HPE Financial Services has announced a new Circular Economy Report that provides IT and sustainability organizations with a tool to estimate and share the carbon, energy and landfill waste savings achieved by returning retired or end-of-use assets to HPE, for processing through HPE Technology Renewal Centers.
Based on deep material science and product manufacturing information, the Circular Economy Report shows a breakdown by category of the products that were refurbished, remarketed and reintroduced into the economy as well and those materials that were put back into the economy as recycled materials. The report can be used by organizations when disclosing their indirect (Scope 3) greenhouse gas emissions to investor and customer-driven disclosures such as the CDP.

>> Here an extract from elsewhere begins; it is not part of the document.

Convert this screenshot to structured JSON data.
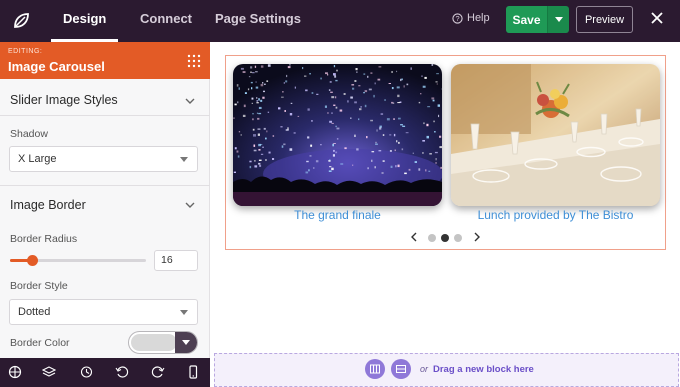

Additionally, HPE has announced it has joined the Ellen McArthur Foundation’s CE 100 group – a pre-competitive innovation program established to enable organizations to develop new opportunities and realize their Circular Economy ambitions faster. It brings together enterprises, governments and cities, academic institutions, emerging innovators and affiliates in a unique multi-stakeholder platform.
“A Circular Economy commitment helps IT meet business and sustainability goals, while reducing the world’s growing e-waste problem,” said Irv Rothman, President & CEO, HPE Financial Services. “Our aspiration is to help customers think about their infrastructure in new ways, build strategies to extend and extract value from what they have, and use retired assets to help fund the transition to new infrastructure.”
A Circular Economy reimagines a take-make-dispose system to a circular and regenerative economy. It considers the full product lifecycle: from resource extraction, to product design and use – all the way to end-of-use management to extend product and material life and lower total cost of ownership. From a customer perspective, key drivers for a Circular Economy approach are new sources of business value and infrastructure efficiency. From a sustainability perspective, the need to move to a Circular Economy is driven by a consumption rate that is beyond the earth's ability to replenish.
Applying Circular Economy principles to the IT industry drives a more effective use of products and materials and enables businesses to retire their IT assets in a secure, compliant, and environmentally responsible manner. A recent HPE Financial Services study showed that sustainability is critical, with 79 per cent of companies committing to an environmental sustainability strategy, and 69 per cent specifically having an IT sustainability strategy in place. In addition, 48 per cent of the companies surveyed are highly regulated and must report on environmental impacts.
HPE’s new Circular Economy Report gives customers key information to estimate IT’s contribution to their Sustainability and Environmental Reporting (SER) requirements. It provides an analysis of the re-use to recycling ratio, as well as estimates of savings in energy, materials, greenhouse gas emissions and landfill volume avoided, so customers can track progress toward goals. At the same time, the report shows how through refurbishing and recycling their retired IT products, customers can return value to their business while helping to meet their sustainability goals.